Long thought to be a problem only in America’s poorest cities or the world’s most impoverished nations, human trafficking is now making a move toward the upper fringes of society.During a speech Thursday at the University of Mississippi School of Law, federal prosecutors said sex trafficking, both in terms of victims and suspects, has spread to wealthy suburbs as well as small rural towns, The Commercial Appeal reported.
“We have an 18-year-old white trafficker who didn’t weigh more than a hundred pounds, but she was beating the crap out of the victims and threatening to kill them,” assistant U.S. attorney in Memphis Jonathan Skrmetti told students.
Between 2008 and 2010, 2,515 alleged incidents of human trafficking were reported in the U.S., 82 per cent of which involved claims of sex trafficking, according to Northeastern University.

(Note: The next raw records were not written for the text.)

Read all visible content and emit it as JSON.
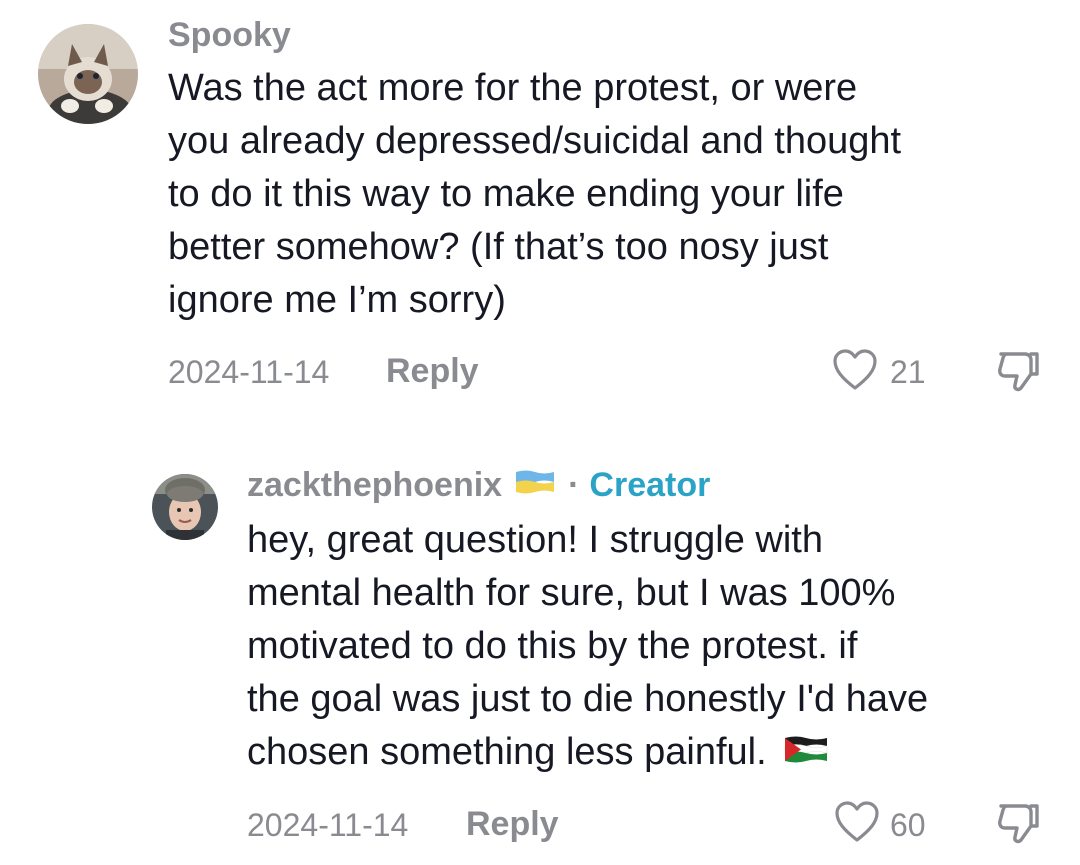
{
  "comments": [
    {
      "username": "Spooky",
      "text_lines": [
        "Was the act more for the protest, or were",
        "you already depressed/suicidal and thought",
        "to do it this way to make ending your life",
        "better somehow? (If that’s too nosy just",
        "ignore me I’m sorry)"
      ],
      "date": "2024-11-14",
      "reply_label": "Reply",
      "likes": "21"
    },
    {
      "username": "zackthephoenix",
      "badge_separator": "·",
      "badge": "Creator",
      "text_lines": [
        "hey, great question! I struggle with",
        "mental health for sure, but I was 100%",
        "motivated to do this by the protest. if",
        "the goal was just to die honestly I'd have",
        "chosen something less painful."
      ],
      "date": "2024-11-14",
      "reply_label": "Reply",
      "likes": "60"
    }
  ],
  "icons": {
    "like": "heart-outline-icon",
    "dislike": "thumbs-down-icon",
    "flag_ukraine": "ukraine-flag-icon",
    "flag_palestine": "palestine-flag-icon"
  },
  "colors": {
    "username": "#8a8b91",
    "text": "#161823",
    "creator": "#2aa3c7"
  }
}
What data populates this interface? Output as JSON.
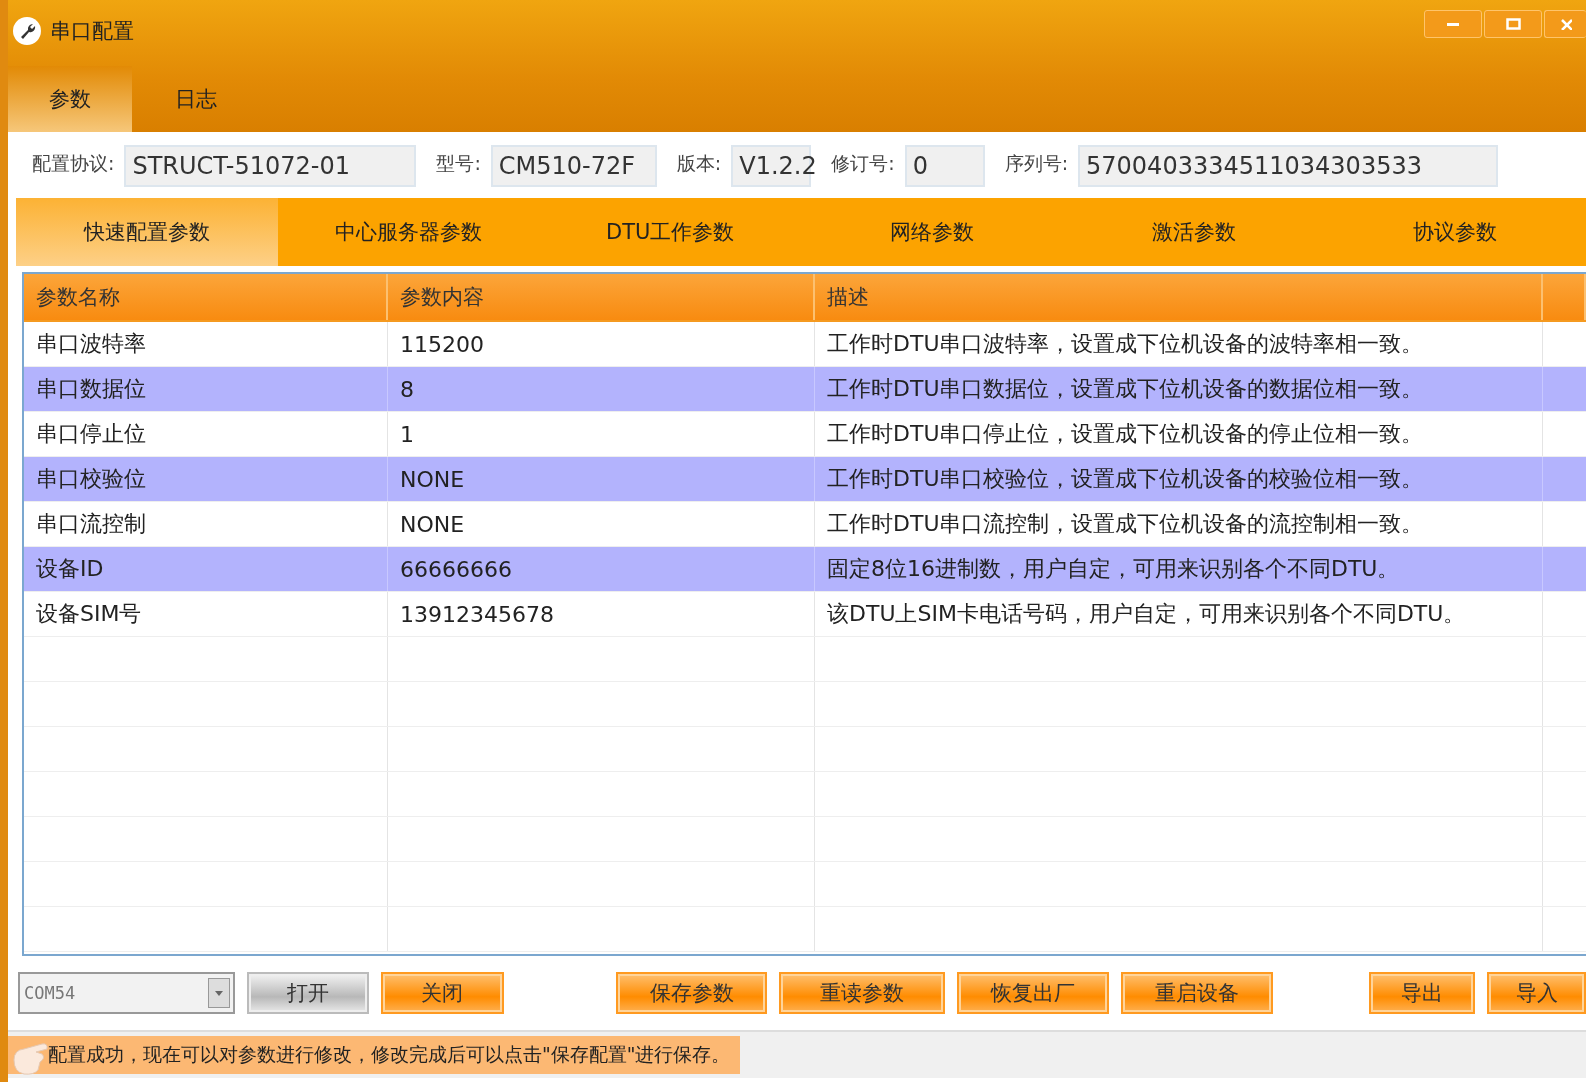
{
  "window": {
    "title": "串口配置"
  },
  "main_tabs": [
    {
      "label": "参数",
      "selected": true
    },
    {
      "label": "日志",
      "selected": false
    }
  ],
  "info_fields": [
    {
      "label": "配置协议:",
      "value": "STRUCT-51072-01",
      "kind": "wide"
    },
    {
      "label": "型号:",
      "value": "CM510-72F",
      "kind": "medium"
    },
    {
      "label": "版本:",
      "value": "V1.2.2",
      "kind": "small"
    },
    {
      "label": "修订号:",
      "value": "0",
      "kind": "small"
    },
    {
      "label": "序列号:",
      "value": "5700403334511034303533",
      "kind": "long"
    }
  ],
  "param_tabs": [
    {
      "label": "快速配置参数",
      "selected": true
    },
    {
      "label": "中心服务器参数",
      "selected": false
    },
    {
      "label": "DTU工作参数",
      "selected": false
    },
    {
      "label": "网络参数",
      "selected": false
    },
    {
      "label": "激活参数",
      "selected": false
    },
    {
      "label": "协议参数",
      "selected": false
    }
  ],
  "table": {
    "columns": [
      "参数名称",
      "参数内容",
      "描述"
    ],
    "rows": [
      [
        "串口波特率",
        "115200",
        "工作时DTU串口波特率，设置成下位机设备的波特率相一致。"
      ],
      [
        "串口数据位",
        "8",
        "工作时DTU串口数据位，设置成下位机设备的数据位相一致。"
      ],
      [
        "串口停止位",
        "1",
        "工作时DTU串口停止位，设置成下位机设备的停止位相一致。"
      ],
      [
        "串口校验位",
        "NONE",
        "工作时DTU串口校验位，设置成下位机设备的校验位相一致。"
      ],
      [
        "串口流控制",
        "NONE",
        "工作时DTU串口流控制，设置成下位机设备的流控制相一致。"
      ],
      [
        "设备ID",
        "66666666",
        "固定8位16进制数，用户自定，可用来识别各个不同DTU。"
      ],
      [
        "设备SIM号",
        "13912345678",
        "该DTU上SIM卡电话号码，用户自定，可用来识别各个不同DTU。"
      ]
    ]
  },
  "port_select": {
    "value": "COM54"
  },
  "buttons": [
    {
      "label": "打开",
      "disabled": true
    },
    {
      "label": "关闭",
      "disabled": false
    },
    {
      "label": "保存参数",
      "disabled": false
    },
    {
      "label": "重读参数",
      "disabled": false
    },
    {
      "label": "恢复出厂",
      "disabled": false
    },
    {
      "label": "重启设备",
      "disabled": false
    },
    {
      "label": "导出",
      "disabled": false
    },
    {
      "label": "导入",
      "disabled": false
    }
  ],
  "status_bar": {
    "message": "配置成功，现在可以对参数进行修改，修改完成后可以点击\"保存配置\"进行保存。"
  }
}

A study from Shared Hope International released in December 2011 found that most states aren’t doing enough to save their residents from sex trafficking.
“I was absolutely shocked when we started sending people into states [posing] as sex tourists, and they would go in, and they would come into the city maybe from another country, maybe from another state, and they could buy kids so easily,” Shared Hope International founder former Rep. Linda Smith told NPR.
Globally, prostitution is a much larger problem. Of the 40 to 42 million prostitutes in the world, about 1 million live in the U.S.
While that data did not note which trafficking incidents were tied to wealthy suburbs, there is other anecdotal evidence that the problem is reaching affluent communities.
The nonprofit Georgia Family Council says much of the demand for human trafficking in the state comes from the wealthy suburbs of Atlanta.
Earlier this week President Barack Obama condemned the “outrage of human trafficking” and pledged to increase assistance for anti-trafficking training.